For the past fifteen years, hyperscale cloud providers have revolutionized both the landscape technology and business models of Information Technology (IT) and Operational Technology (OT). From CapEx to OpEx conversion to software defined everything, the cloud has been the most impactful catalyst of the Digital Revolution, the Cambrian Explosion of Data and the global Internet of Things (IoT). However, there are some key areas where the cloud has historically struggled to drive the same outcomes: the edge – the parts of the world where the internet does not reach.
You Keep on Using that Word
Before we get into the world of cloud at the edge, let’s discuss the basic terms. First and foremost, the cloud is NOT someone else’s data center (though it has certainly been misused that way by some in the past). The cloud is most clearly defined by the National Institute of Standards and Technology (NIST) in SP 800-145 to be made up of on-demand self-service, broad network access, resource pooling, rapid elasticity and measured service delivered via software- as-a-service (SaaS), platform-as-a-service (PaaS) and infrastructure-as-a-service (IaaS). Second, what is “the edge?” To keep it simple, it can be defined as any environment at the boundary or beyond where network access exists today. Coincidentally, broad network access is a prerequisite for the cloud to exist, so naturally, cloud and edge have not always mixed well.
Pushed to the Limit
What are the limiting factors of cloud at the edge today and how should they be addressed? One popular approach to work around limited Wide Area Network (WAN) access has been to leverage the portability and composability of containers and container orchestration, most notably Kubernetes. This certainly answers the mail in terms of resource pooling, rapid elasticity and measured service. It also provides options for on-demand self-service and broad Local Area Network (LAN) connectivity delivered via PaaS, with all the trademark characteristics of the cloud. However, edge-deployed Kubernetes is still inherently limited by the hardware and infrastructure on which it is deployed, presenting unsustainable / infeasible logistics and supply chain challenges.
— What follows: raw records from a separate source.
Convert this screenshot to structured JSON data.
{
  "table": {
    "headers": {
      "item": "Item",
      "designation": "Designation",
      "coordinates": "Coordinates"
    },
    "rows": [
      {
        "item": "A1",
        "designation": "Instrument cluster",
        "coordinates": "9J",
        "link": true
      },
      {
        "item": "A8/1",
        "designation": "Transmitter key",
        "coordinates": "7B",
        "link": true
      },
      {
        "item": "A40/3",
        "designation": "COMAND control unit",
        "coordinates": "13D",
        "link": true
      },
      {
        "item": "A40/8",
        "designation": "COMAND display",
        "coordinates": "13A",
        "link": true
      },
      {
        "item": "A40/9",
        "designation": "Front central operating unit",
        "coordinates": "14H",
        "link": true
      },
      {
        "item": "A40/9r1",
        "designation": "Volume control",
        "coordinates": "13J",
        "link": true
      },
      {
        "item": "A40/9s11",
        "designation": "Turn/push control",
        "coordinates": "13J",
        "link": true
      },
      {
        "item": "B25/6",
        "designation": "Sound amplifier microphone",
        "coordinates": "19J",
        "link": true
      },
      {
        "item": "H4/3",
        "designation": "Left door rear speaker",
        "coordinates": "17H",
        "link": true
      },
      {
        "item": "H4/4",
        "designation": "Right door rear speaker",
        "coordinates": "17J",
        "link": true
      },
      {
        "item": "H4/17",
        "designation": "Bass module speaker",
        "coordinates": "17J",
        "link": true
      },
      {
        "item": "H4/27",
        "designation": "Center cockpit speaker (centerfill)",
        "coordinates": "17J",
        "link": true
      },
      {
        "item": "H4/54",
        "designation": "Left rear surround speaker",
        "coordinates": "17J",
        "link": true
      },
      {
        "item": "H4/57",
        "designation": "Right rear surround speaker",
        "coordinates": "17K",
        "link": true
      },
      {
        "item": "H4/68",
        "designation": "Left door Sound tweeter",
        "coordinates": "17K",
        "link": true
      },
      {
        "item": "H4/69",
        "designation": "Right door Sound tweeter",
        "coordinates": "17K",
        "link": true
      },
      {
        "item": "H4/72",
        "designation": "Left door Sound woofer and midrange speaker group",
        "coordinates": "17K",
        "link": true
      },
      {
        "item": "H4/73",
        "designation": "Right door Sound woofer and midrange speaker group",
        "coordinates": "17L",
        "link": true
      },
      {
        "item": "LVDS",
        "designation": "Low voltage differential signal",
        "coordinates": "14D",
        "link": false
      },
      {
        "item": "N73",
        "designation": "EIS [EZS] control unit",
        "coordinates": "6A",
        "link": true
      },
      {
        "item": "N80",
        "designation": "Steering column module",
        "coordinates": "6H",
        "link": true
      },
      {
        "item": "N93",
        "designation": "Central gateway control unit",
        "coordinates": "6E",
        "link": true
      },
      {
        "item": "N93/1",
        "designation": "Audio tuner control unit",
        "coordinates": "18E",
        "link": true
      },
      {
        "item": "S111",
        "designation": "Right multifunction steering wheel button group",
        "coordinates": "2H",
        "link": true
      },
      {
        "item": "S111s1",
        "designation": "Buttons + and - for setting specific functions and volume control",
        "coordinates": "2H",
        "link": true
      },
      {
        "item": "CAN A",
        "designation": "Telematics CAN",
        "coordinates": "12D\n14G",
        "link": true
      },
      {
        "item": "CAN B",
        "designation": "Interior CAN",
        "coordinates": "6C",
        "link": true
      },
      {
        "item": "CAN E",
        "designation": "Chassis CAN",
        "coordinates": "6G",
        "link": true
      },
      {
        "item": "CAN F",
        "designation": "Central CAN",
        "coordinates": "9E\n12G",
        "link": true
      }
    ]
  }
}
Another avenue that is perhaps more promising is the elimination or clouding of the edge altogether through the emergence of ubiquitous 5G. Telecommunications providers are in an all-out race to provide not only higher bandwidth to every corner of the globe, but also open architectures of traditionally proprietary Radio Access Networks (RAN) – and many are leveraging the cloud to do so.
Let’s Make a Deal
This presents some unique business opportunities between the hyperscale cloud providers and global telco. Similar to how Netflix improved global customer experience through Open Connect, cloud providers like AWS and Azure are partnering with major telco providers to host solutions like AWS Wavelength and Azure Stack Edge for Carriers as a service to the telecommunications providers. This presents an immediate cost advantage to telecommunications providers, as they can divest from the infrastructure business through hardware-as-a-service from the cloud providers and enjoy OpEx for their own computing and storage requirements. It also presents an immediate benefit to the telecommunications and cloud provider joint customers, since every 5G site across the globe can now provide local computing, storage and container orchestration capabilities, as well as software-defined networking, using the widely adopted standard infrastructure as code (IaC) / configuration as code (CaC) of the hyperscale cloud providers. This benefit lowers the incremental cost to maintain solutions, creates resilient solutions that transcend telecommunications providers and unlocks previously unimagined use cases by simultaneously providing the infinite elasticity of the WAN cloud and real-time performance of the LAN cloud.
Reach for the Stars
But what about where 5G can’t reach? In the end, because money does make the world go around, there are still going to remain environments where 5G may not be the most economical solution. It is in these areas that Low Earth Orbit (LEO) satellite constellations are emerging again due to technical advancements beyond the limitations that saw LEO efforts, such as Globalstar and Iridium in the 1990s, fail. Starlink has shown impressive capability in providing broadband WAN access to the historically underserved / unserved areas of the world, and improvements are on the way! For example, laser-based communications between satellites can turn the constellation into a global service mesh, effectively mitigating LEO coverage window challenges previously only possible through Geostationary Equatorial Orbit (GEO) satellites. Cost and sustainability, however, continue to be a challenge for LEO constellations that drive up consumer costs. Amazon’s Project Kuiper presents an interesting approach to those cost challenges, natively integrating with AWS Ground Station as a Service and embedding edge cloud computing infrastructure within its satellites.
Between 5G ubiquity, hyperscale cloud providers providing embeddable, smaller form factors and the implementation of LEO constellations, one thing is for sure: the line that once defined a clear, clean “edge” is growing increasingly cloudy and will result in the transformation of digital experiences for all.